Diene-containing fatty acids are common. Common ones are linolenic acid	CH3CH2CH=CHCH2CH=CHCH2CH=CH(CH2)7CO2H and linoleic acid CH3(CH2)4CH=CHCH2CH=CH(CH2)7CO2H. The 1,3-pentadiene group in these 1,4-dienes is susceptible to H-atom abstraction. The derived fats (triglycerides) are drying oils

==Acidity==
The position adjacent to a double bond is acidic because the resulting allyl anion is stabilized by resonance. This effect becomes more pronounced as more alkenes are involved to create greater stability. For example, deprotonation at position 3 of a 1,4-diene or position 5 of a 1,3-diene give a pentadienyl anion. An even greater effect is seen if the anion is aromatic, for example, deprotonation of cyclopentadiene to give the cyclopentadienyl anion.

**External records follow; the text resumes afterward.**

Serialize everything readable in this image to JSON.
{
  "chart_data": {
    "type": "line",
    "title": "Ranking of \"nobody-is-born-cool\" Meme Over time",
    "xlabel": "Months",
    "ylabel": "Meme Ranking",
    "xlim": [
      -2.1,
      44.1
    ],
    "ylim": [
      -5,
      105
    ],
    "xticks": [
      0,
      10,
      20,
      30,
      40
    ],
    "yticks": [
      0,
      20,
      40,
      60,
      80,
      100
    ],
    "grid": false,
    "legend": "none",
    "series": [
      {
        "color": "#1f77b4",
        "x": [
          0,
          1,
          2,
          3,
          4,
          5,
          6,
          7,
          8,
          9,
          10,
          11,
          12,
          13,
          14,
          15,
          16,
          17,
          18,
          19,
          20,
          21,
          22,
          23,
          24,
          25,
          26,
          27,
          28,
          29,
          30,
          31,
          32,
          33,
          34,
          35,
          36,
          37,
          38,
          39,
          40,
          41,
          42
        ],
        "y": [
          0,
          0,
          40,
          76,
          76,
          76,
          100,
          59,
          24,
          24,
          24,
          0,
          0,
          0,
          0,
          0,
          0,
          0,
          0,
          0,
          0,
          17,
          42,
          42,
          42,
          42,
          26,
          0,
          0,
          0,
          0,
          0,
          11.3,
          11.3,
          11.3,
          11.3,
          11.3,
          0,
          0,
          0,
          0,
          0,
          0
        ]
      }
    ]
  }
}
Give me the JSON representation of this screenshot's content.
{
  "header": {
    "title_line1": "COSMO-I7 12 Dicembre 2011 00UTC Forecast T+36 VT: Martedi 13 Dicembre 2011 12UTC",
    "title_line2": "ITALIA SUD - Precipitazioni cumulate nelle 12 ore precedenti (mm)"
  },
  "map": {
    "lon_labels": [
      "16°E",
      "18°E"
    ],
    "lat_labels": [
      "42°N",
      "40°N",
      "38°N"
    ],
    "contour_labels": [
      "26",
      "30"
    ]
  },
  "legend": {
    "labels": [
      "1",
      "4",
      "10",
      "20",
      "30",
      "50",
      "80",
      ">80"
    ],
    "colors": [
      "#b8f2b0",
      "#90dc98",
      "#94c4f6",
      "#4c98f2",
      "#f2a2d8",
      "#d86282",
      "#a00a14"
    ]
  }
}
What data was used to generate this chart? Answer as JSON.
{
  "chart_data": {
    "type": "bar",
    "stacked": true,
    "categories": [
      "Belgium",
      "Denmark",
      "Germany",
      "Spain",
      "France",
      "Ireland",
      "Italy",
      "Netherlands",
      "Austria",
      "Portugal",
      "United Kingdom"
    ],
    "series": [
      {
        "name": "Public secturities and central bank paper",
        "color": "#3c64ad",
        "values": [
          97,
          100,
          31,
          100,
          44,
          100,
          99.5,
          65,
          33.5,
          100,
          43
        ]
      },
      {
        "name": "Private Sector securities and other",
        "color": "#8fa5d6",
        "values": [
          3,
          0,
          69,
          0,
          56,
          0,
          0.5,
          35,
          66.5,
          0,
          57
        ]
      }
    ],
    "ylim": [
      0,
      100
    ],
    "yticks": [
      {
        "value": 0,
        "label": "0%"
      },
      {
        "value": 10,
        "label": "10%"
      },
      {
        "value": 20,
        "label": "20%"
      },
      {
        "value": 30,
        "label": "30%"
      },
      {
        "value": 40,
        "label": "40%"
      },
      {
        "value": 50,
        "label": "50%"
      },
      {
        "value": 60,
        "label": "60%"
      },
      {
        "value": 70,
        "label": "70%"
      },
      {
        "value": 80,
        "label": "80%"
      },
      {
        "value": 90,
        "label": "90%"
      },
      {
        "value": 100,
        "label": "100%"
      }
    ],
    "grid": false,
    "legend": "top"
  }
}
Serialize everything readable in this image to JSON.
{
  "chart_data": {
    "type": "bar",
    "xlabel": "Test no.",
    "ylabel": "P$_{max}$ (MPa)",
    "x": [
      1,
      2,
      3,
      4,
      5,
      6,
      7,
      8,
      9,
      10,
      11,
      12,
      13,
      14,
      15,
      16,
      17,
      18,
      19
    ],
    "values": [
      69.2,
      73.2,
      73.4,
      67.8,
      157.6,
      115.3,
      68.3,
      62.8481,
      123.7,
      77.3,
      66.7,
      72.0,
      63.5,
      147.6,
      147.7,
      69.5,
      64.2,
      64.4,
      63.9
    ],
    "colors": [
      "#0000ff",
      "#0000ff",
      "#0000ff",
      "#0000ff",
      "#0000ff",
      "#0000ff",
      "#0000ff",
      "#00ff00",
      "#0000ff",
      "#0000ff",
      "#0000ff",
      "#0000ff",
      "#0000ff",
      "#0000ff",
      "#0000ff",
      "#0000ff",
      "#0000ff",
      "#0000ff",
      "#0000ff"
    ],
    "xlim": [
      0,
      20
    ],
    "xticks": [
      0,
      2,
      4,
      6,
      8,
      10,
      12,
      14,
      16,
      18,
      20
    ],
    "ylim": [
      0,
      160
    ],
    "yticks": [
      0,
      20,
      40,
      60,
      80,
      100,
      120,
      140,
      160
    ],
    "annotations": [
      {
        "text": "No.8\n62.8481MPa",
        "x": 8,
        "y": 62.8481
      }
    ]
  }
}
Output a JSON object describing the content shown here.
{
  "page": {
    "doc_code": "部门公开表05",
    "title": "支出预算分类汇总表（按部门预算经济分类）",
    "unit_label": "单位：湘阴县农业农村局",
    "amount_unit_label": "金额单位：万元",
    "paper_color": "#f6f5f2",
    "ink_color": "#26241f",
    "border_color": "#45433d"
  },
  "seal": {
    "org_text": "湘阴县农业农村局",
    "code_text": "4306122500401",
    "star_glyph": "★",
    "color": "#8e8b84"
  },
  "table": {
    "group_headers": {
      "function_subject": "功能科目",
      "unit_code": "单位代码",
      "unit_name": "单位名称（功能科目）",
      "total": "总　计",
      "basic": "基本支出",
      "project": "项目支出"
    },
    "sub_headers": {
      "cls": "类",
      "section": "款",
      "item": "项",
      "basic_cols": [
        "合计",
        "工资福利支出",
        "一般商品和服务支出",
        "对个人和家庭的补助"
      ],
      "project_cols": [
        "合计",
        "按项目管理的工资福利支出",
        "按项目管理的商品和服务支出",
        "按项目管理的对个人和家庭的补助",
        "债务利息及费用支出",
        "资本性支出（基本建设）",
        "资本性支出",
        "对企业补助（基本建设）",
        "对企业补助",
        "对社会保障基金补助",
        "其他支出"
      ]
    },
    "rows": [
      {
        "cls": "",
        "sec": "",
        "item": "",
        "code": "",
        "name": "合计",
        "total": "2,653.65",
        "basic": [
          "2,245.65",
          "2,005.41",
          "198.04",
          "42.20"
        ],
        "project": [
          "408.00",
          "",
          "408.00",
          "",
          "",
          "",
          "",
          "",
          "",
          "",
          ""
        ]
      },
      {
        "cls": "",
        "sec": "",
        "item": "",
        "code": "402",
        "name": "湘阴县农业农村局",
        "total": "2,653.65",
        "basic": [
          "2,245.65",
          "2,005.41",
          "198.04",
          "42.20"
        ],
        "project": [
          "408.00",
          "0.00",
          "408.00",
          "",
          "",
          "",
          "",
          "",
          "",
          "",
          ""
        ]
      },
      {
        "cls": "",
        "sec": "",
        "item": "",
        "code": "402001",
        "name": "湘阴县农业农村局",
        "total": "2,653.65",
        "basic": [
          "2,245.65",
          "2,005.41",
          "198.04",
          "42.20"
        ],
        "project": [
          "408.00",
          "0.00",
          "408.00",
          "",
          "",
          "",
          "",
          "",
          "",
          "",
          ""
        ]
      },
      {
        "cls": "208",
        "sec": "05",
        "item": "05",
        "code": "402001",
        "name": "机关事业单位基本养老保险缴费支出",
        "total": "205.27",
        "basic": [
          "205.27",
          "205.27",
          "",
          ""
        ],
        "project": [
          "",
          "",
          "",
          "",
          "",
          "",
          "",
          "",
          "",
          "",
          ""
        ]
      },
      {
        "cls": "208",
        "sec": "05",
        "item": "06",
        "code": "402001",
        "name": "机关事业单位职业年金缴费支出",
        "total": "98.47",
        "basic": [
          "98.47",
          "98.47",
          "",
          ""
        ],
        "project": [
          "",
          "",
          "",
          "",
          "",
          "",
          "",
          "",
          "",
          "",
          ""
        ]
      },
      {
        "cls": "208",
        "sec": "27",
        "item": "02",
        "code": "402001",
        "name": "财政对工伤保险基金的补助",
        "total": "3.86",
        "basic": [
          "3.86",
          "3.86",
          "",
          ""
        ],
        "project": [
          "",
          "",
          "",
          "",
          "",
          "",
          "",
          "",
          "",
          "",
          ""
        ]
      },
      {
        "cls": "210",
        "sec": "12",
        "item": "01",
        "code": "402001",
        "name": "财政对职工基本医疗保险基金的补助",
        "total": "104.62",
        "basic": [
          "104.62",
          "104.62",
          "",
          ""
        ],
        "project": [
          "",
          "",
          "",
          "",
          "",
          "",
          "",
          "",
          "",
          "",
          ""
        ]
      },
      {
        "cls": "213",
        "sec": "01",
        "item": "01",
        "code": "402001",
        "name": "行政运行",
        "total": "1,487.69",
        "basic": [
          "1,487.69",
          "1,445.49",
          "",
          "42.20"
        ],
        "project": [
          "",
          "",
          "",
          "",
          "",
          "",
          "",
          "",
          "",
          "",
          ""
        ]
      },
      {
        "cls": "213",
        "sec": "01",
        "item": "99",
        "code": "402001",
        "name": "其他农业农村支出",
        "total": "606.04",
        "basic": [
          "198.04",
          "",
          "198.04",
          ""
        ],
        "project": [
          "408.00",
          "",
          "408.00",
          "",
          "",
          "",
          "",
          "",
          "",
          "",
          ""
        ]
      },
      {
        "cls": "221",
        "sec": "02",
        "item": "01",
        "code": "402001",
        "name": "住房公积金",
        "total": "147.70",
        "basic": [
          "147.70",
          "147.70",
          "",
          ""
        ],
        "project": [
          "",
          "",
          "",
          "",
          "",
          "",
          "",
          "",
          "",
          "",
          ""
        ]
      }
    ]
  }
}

C_{2}-symmetric diene ligand used in asymmetric catalysis.

===As ligands===
Dienes are widely used chelating ligands in organometallic chemistry. In some cases they serve as placeholder ligands, being removed during a catalytic cycle. For example, the cyclooctadiene ("cod") ligands in bis(cyclooctadiene)nickel(0) are labile. In some cases, dienes are spectator ligands, remaining coordinated throughout a catalytic cycle and influencing the product distributions. Chiral dienes have also been described. Other diene complexes include (butadiene)iron tricarbonyl, cyclobutadieneiron tricarbonyl, and cyclooctadiene rhodium chloride dimer.